В это время происходило чрезвычайное расширение и укрепление аппарата партии. Едва ли не самым важным отделом ЦК был в это время организационно-инструкторский отдел, куда я и попал (скоро он был соединён с учраспредом в орграспред – организационно-распределительный отдел). Наряду с основными подотделами организационный, информационный), был создан маловажный подотдел – учёта местного опыта. Функции у него были самые неясные. Я был назначен рядовым сотрудником этого подотдела. Он состоял из заведующего – старого партийца Растопчина – и пяти рядовых сотрудников. Растопчин и трое из пяти его подчинённых смотрели на свою работу как на временную синекуру. Сам Растопчин показывался раз в неделю на несколько минут. Когда у него спрашивали, что, собственно, нужно делать, он улыбался и говорил: «Проявляйте инициативу». Трое из пяти проявляли её в том смысле, чтобы найти себе работу, которая бы их более устраивала; и в этом они, правда, скоро успели. Райтер после ряда сложных интриг стал ответственным инструктором ЦК, а затем секретарём какого-то губкома. Кицис терпеливо выжидал назначения Райтера, и, когда оно произошло, уехал с ним. Зорге (не тот, не японский) хотел работать за границей по линии Коминтерна. Пытался работать только один Николай Богомолов, орехово-зуевский рабочий, очень симпатичный и толковый человек. В дальнейшем он стал помощником заведующего орграспредом по подбору партийных работников, затем заместителем заведующего орграспредом, а затем почему-то торгпредом в Лондоне. В чистку 1937 года он исчез; вероятно, погиб.

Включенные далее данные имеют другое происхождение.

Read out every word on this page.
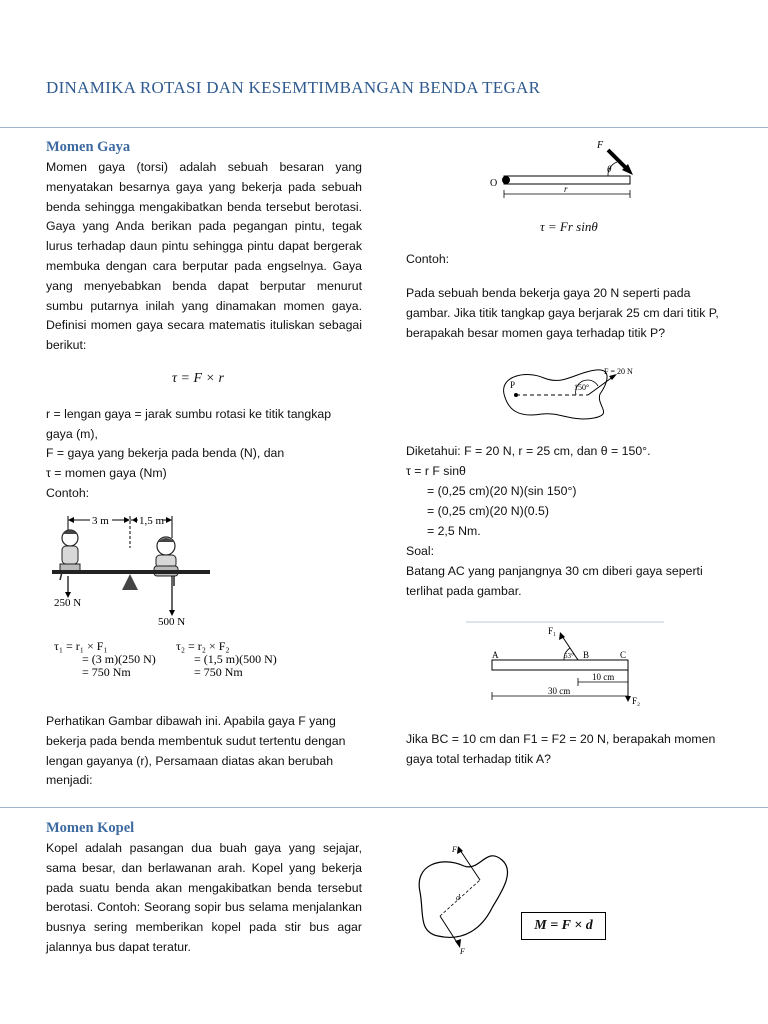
DINAMIKA ROTASI DAN KESEMTIMBANGAN BENDA TEGAR
Momen Gaya

Momen gaya (torsi) adalah sebuah besaran yang menyatakan besarnya gaya yang bekerja pada sebuah benda sehingga mengakibatkan benda tersebut berotasi. Gaya yang Anda berikan pada pegangan pintu, tegak lurus terhadap daun pintu sehingga pintu dapat bergerak membuka dengan cara berputar pada engselnya. Gaya yang menyebabkan benda dapat berputar menurut sumbu putarnya inilah yang dinamakan momen gaya. Definisi momen gaya secara matematis ituliskan sebagai berikut:

τ = F × r
r = lengan gaya = jarak sumbu rotasi ke titik tangkap gaya (m),
F = gaya yang bekerja pada benda (N), dan
τ = momen gaya (Nm)
Contoh:
3 m	1,5 m
250 N
500 N
τ₁ = r₁ × F₁
= (3 m)(250 N)
= 750 Nm
τ₂ = r₂ × F₂
= (1,5 m)(500 N)
= 750 Nm
Perhatikan Gambar dibawah ini. Apabila gaya F yang bekerja pada benda membentuk sudut tertentu dengan lengan gayanya (r), Persamaan diatas akan berubah menjadi:
O
F
θ
r
τ = Fr sinθ
Contoh:
Pada sebuah benda bekerja gaya 20 N seperti pada gambar. Jika titik tangkap gaya berjarak 25 cm dari titik P, berapakah besar momen gaya terhadap titik P?
P	150°
F = 20 N
Diketahui: F = 20 N, r = 25 cm, dan θ = 150°.
τ = r F sinθ
= (0,25 cm)(20 N)(sin 150°)
= (0,25 cm)(20 N)(0.5)
= 2,5 Nm.
Soal:
Batang AC yang panjangnya 30 cm diberi gaya seperti terlihat pada gambar.
A	B	C
F₁
53°
F₂
10 cm
30 cm
Jika BC = 10 cm dan F1 = F2 = 20 N, berapakah momen gaya total terhadap titik A?
Momen Kopel

Kopel adalah pasangan dua buah gaya yang sejajar, sama besar, dan berlawanan arah. Kopel yang bekerja pada suatu benda akan mengakibatkan benda tersebut berotasi. Contoh: Seorang sopir bus selama menjalankan busnya sering memberikan kopel pada stir bus agar jalannya bus dapat teratur.

F
F
d
M = F × d
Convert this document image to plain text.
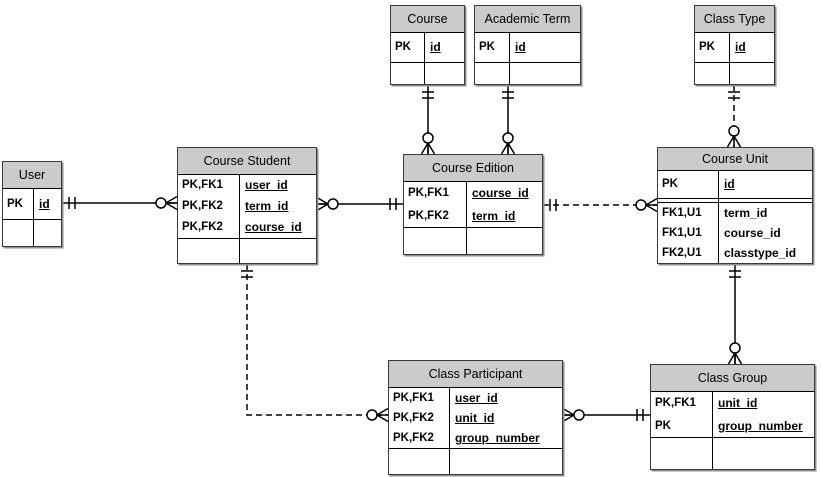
User
PK	id
Course Student
PK,FK1	user_id
PK,FK2	term_id
PK,FK2	course_id
Course
PK	id
Academic Term
PK	id
Class Type
PK	id
Course Edition
PK,FK1	course_id
PK,FK2	term_id
Course Unit
PK	id
FK1,U1	term_id
FK1,U1	course_id
FK2,U1	classtype_id
Class Participant
PK,FK1	user_id
PK,FK2	unit_id
PK,FK2	group_number
Class Group
PK,FK1	unit_id
PK	group_number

Я первое время почти ничего не делал, присматривался и продолжал учение. После тяжёлого 1921 года мои житейские условия резко улучшились. Весь 1921 год в Москве я не только голодал, но и жил в тяжёлой жилищной обстановке. По ордеру районного совета нам (мне и моему другу Юрке Акимову) была отведена реквизированная у «буржуев» комнатка. В ней не было отопления и ни малейшего намёка на какую-либо мебель (вся мебель состояла из миски для умывания и кувшина с водой, стоявших на подоконнике). Зимой температура в комнате падала до 5 градусов ниже нуля, и вода в кувшине превращалась в лёд. К счастью пол был деревянный, и мы с Акимовым, завернувшись в тулупы и прижавшись друг к другу для теплоты, спали в углу на полу, положив под головы книги вместо несуществующих подушек.
Теперь положение изменилось. Сотрудники ЦК жили в иных условиях. Мне была отведена комната в 5-м Доме Советов – бывшей Лоскутной Гостинице (Тверская, 5), которую все обычно называли 5-м домом ЦК, так как жили в ней исключительно служащие ЦК партии. Правда, только рядовые, так как очень ответственные жили или в Кремле или в 1-м Доме Советов (угол Тверской и Моховой).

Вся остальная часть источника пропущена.